Ruslan Salakhutdinov | |
Fields: | Computer science Artificial intelligence |
Workplaces: | Carnegie Mellon University |
Alma Mater: | University of Toronto |
Thesis Title: | Learning deep generative models |
Thesis Url: | https://librarysearch.library.utoronto.ca/permalink/01UTORONTO_INST/14bjeso/alma991106499151406196 |
Thesis Year: | 2009 |
Doctoral Advisor: | Geoffrey Hinton |
Ruslan Salakhutdinov (Russian: Руслан Салахутдинов; born 1980) is a Canadian researcher of Tatar origin working in the field of artificial intelligence.
He specializes in deep learning, probabilistic graphical models, and large-scale optimization.[1]
Salakhutdinov's doctoral advisor was Geoffrey Hinton.[2] Salakhutdinov was considering quitting the field of artificial intelligence when he met Hinton in 2004, but changed his mind after Hinton asked him to take part in a project focused on a new way to train artificial neural networks, which he dubbed "deep belief networks." This research made a large impact on the field of deep learning.[3]
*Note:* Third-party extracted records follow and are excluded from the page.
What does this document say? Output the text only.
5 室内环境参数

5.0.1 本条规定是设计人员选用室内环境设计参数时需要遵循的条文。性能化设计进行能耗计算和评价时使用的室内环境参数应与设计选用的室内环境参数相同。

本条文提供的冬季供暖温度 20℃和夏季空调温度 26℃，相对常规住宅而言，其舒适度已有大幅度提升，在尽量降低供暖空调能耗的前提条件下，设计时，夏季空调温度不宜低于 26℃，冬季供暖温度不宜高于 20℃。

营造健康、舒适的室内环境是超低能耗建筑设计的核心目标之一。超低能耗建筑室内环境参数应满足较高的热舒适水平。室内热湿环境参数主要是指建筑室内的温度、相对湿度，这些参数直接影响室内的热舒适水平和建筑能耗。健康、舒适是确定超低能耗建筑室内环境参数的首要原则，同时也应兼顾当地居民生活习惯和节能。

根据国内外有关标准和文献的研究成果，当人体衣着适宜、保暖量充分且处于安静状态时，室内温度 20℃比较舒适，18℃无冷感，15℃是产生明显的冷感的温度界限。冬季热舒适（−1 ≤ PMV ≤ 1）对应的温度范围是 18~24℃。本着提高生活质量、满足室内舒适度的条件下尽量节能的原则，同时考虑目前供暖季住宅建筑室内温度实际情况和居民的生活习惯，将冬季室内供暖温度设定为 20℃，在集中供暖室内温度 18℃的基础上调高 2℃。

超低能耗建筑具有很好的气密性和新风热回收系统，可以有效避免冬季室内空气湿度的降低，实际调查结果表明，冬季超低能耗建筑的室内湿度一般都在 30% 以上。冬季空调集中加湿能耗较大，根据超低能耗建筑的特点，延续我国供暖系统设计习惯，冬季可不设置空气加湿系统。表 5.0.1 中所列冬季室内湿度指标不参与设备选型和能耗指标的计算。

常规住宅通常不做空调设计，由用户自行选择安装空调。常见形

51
He received his PhD in 2009.[4]
He is well known for having developed Bayesian Program Learning.[2]
Salakhutdinov is a professor of computer science at Carnegie Mellon University.[5]
Since 2009, he has published at least 42 papers on machine learning.[6]
Salakhutdinov joined Apple as its director of AI research in 2016 but left in 2020 to return to Carnegie Mellon University.[7] [8]
In June 2023, Salakhutdinov joined Felix Smart which is a company that uses AI to take care for plants and animals as Board Director.[9]